Chemotherapy: Open Access
Open Access

ISSN: 2167-7700

Abstract

Association of New Inflammatory Markers Cumulative Inflammatory Index (ICC) and Mean Corpuscular Volume/Lymphocyte (MCVL) with Anti PD-1 Antibody Nivolumab Treatment Response in Metastatic Renal Cell Carcinoma

Heves Surmeli*, Deniz Isik, Hamit Bal, Salih Tunbekici, Oguzcan Kinikoglu, Yunus Emre Altintas, Goncagul Akdag and Sedat Yildirim

Introduction: Kidney cancer is an immunogenic tumor and inflammation plays a role in tumor formation and progression.
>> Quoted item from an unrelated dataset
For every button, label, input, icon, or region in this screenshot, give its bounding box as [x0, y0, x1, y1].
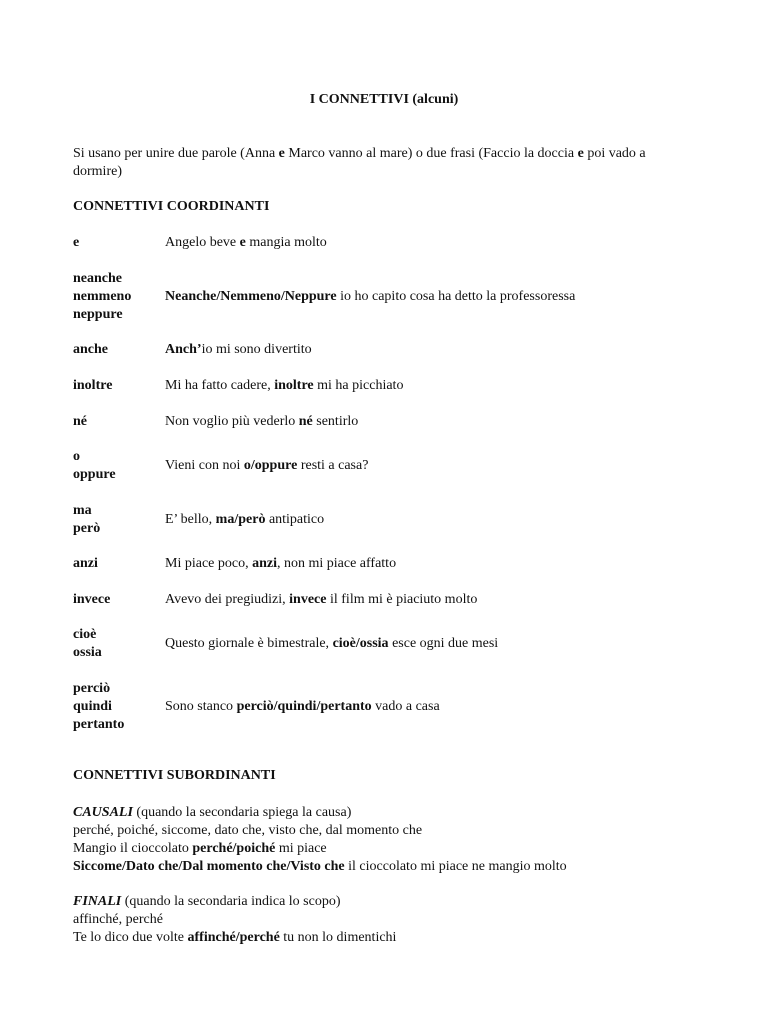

The aim of this study was to investigate the effect of biochemical markers in predicting treatment response in patients with metastatic Renal Cell Carcinoma (RCC) receiving nivolumab treatment.

Methods: Patients aged ≥ 18 years who received nivolumab treatment for metastatic RCC between February, 2022 and January, 2024 were evaluated. Cellular blood count was evaluated at the diagnosis of metastatic disease and periodically during nivolumab treatment. We measured the cell count in peripheral blood at admission and calculated the inflammation indices obtained from the blood cell count as follows: MCVL (Mean Corpuscular Volume/Lymphocytes) and IIC ((mean corpuscular volume *width of erythrocyte distribution* neutrophils/(lymphocytes*1000)).

Results: The study included 99 patients. The mean age of the patients was 58.32 ± 11.95 (19-87). 75.8% of the patients had clear cell and 8.1% had papillary type pathology. When the disease control status was evaluated at 3 months after nivolumab treatment, it was seen that 48 patients had partial response and 18 patients remained stable. The 3rd month Disease Control Rate (DCR) was 68.7%. When the ICIC and MCVL rates of the patients were examined, it was determined that the ICC and MCVL values of the patients who showed progression were higher (p=0.038 for ICC, p=0.040 for MCVL). The ICC cut-off value was determined as 15.50. With this cut-off value, disease control can be predicted with 77% sensitivity and 64% specificity (AUC: 0.743 CI 95% (0.647-0.838); p<0.001). MCVL cut-off value was determined as 65.15. This cut-off value can predict disease control with 65% sensitivity and 61% specificity (AUC: 0.674, CI: 95% (0.564-0.783), p=0.006).

Conclusion: Cumulative Inflammatory Index (ICC) and MCVL have a significant effect on disease-free survival and overall survival in predicting success of nivolumab treatment for metastatic renal cell carcinoma.